Asimismo, se instalaron aparatos de medición en toda la capital del país para monitorizar la sismicidad y la investigación sismológica ha permitido desde ese entonces caracterizar aspectos fundamentales de la respuesta sísmica del territorio nacional
De acuerdo con el doctor Víctor Hugo Espíndola Castro, a partir de 1985 se han realizado muchos trabajos relacionados con la caracterización del subsuelo de la ciudad de México. Así, actualmente se conocen los tipos de suelo que hay en la capital del país y qué zonas específicas se ven más afectadas por el peligro sísmico.
“En cuestión de monitoreo sísmico se ha mejorado tanto el instrumental como las áreas computacionales. Hay un avance tecnológico en todo el instrumental que se utiliza en este tipo de estudios. El Servicio Sismológico Nacional tiene muchas más estaciones de última tecnología, así como instalaciones más adecuadas para el estudio sísmico. Además de que como sociedad también estamos más conscientes de la probable ocurrencia de un temblor y hemos tomado medidas más serias en cuanto a la protección civil”, señaló.
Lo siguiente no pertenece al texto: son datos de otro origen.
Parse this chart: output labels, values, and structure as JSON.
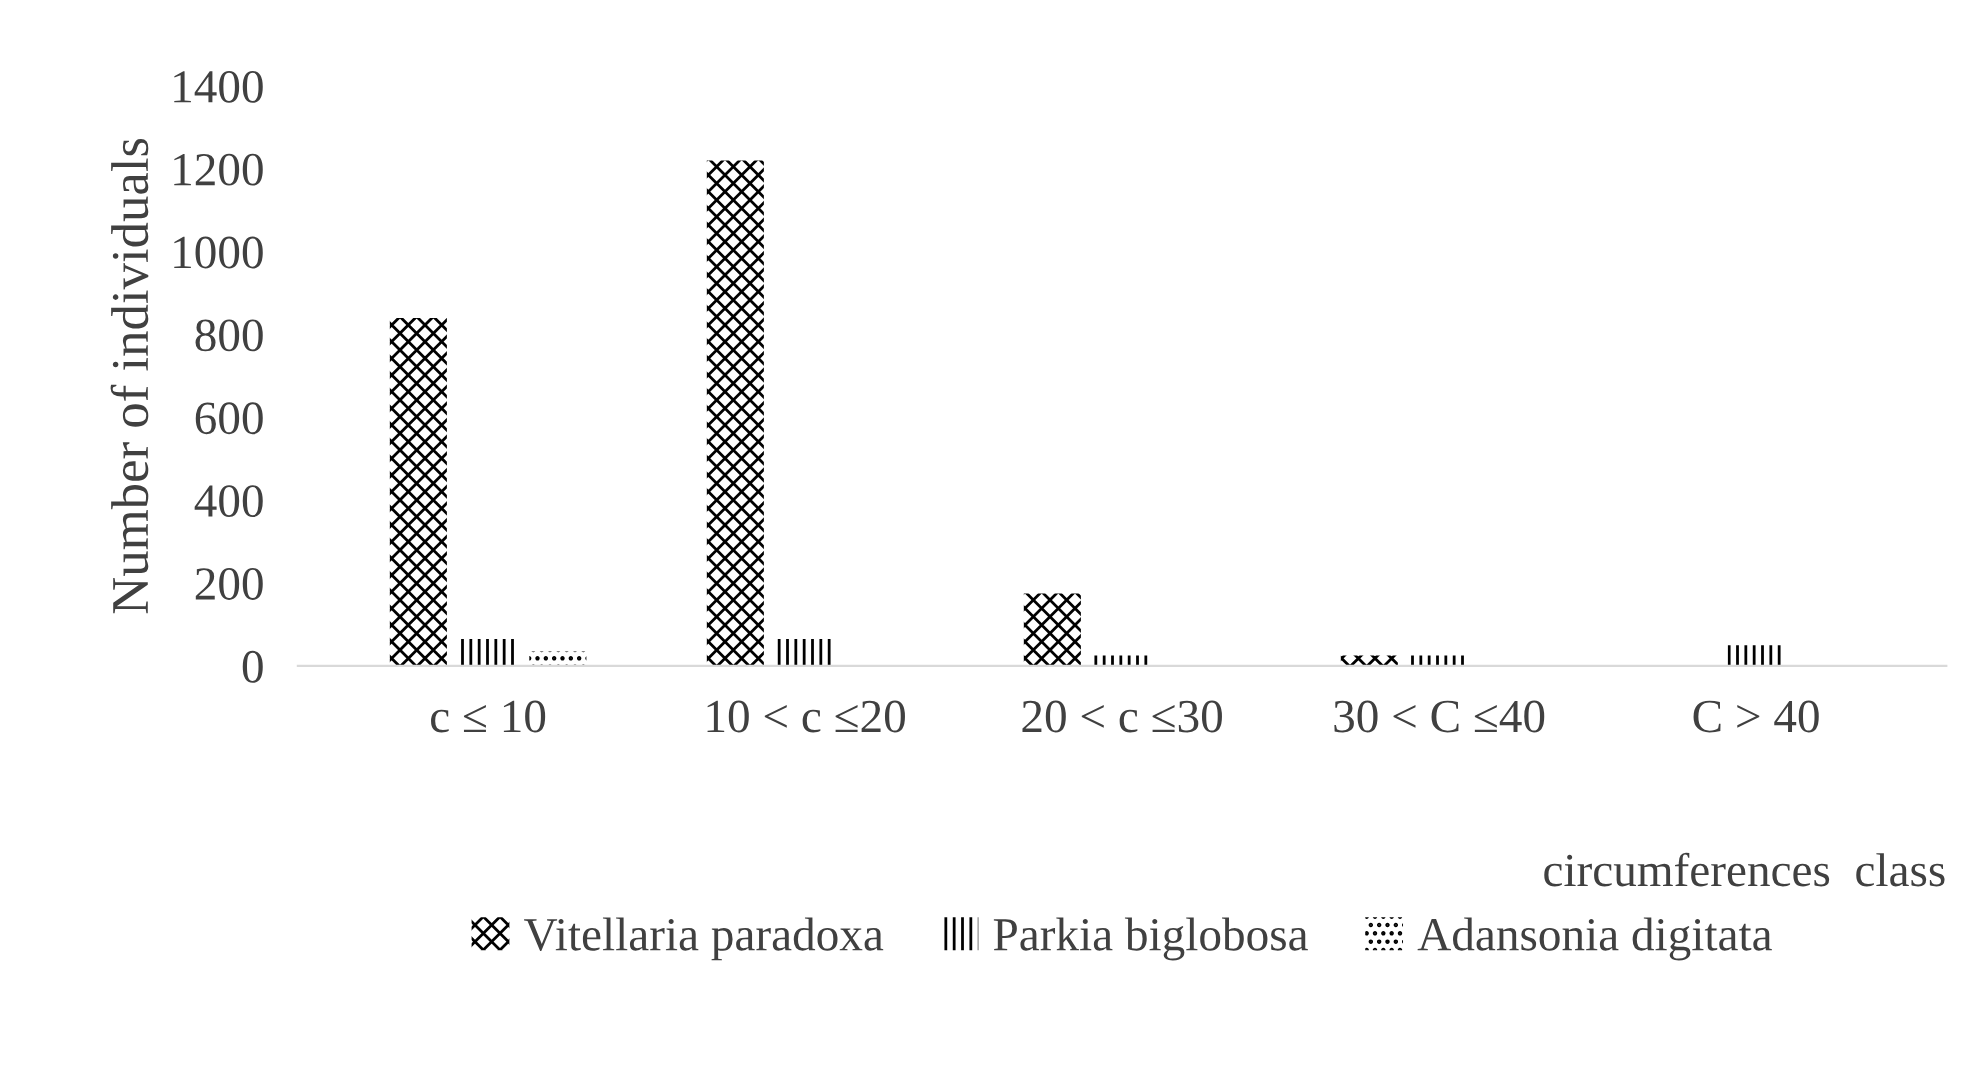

En materia de ingeniería sismológica, después del sismo de 1985 se han realizado varias revisiones de las normas de construcción. Además, la zonificación de la ciudad ha permitido establecer lineamientos para que las construcciones puedan resistir los movimientos sísmicos.
Al respecto, el doctor Aguirre González señaló que, si se caracterizan los efectos de sitio y se prevén cuáles podrían ser los escenarios de los sismos que ocurrirán en el futuro, se puede lograr que los reglamentos de construcción establezcan las características que deben tener las construcciones, prever el tipo de amplificaciones, las aceleraciones sísmicas y la fuerza del movimiento. Sin embargo, agregó que para lograrlo es importante que se cumplan los reglamentos.
30 años han transcurrido desde aquella mañana de 1985 en que la población mexicana despertó con la noticia de un sismo devastador. Tres décadas han pasado desde aquellas imágenes en donde podemos ver edificios derrumbados, desconcierto, conmoción y dolor. Pero también ese tiempo transcurrido nos ha ayudado a enfrentar, de una manera más ordenada y con conocimiento, a esos fenómenos naturales que un día lograron que los habitantes de esta ciudad trabajaran conjuntamente y nacieran como sociedad civil.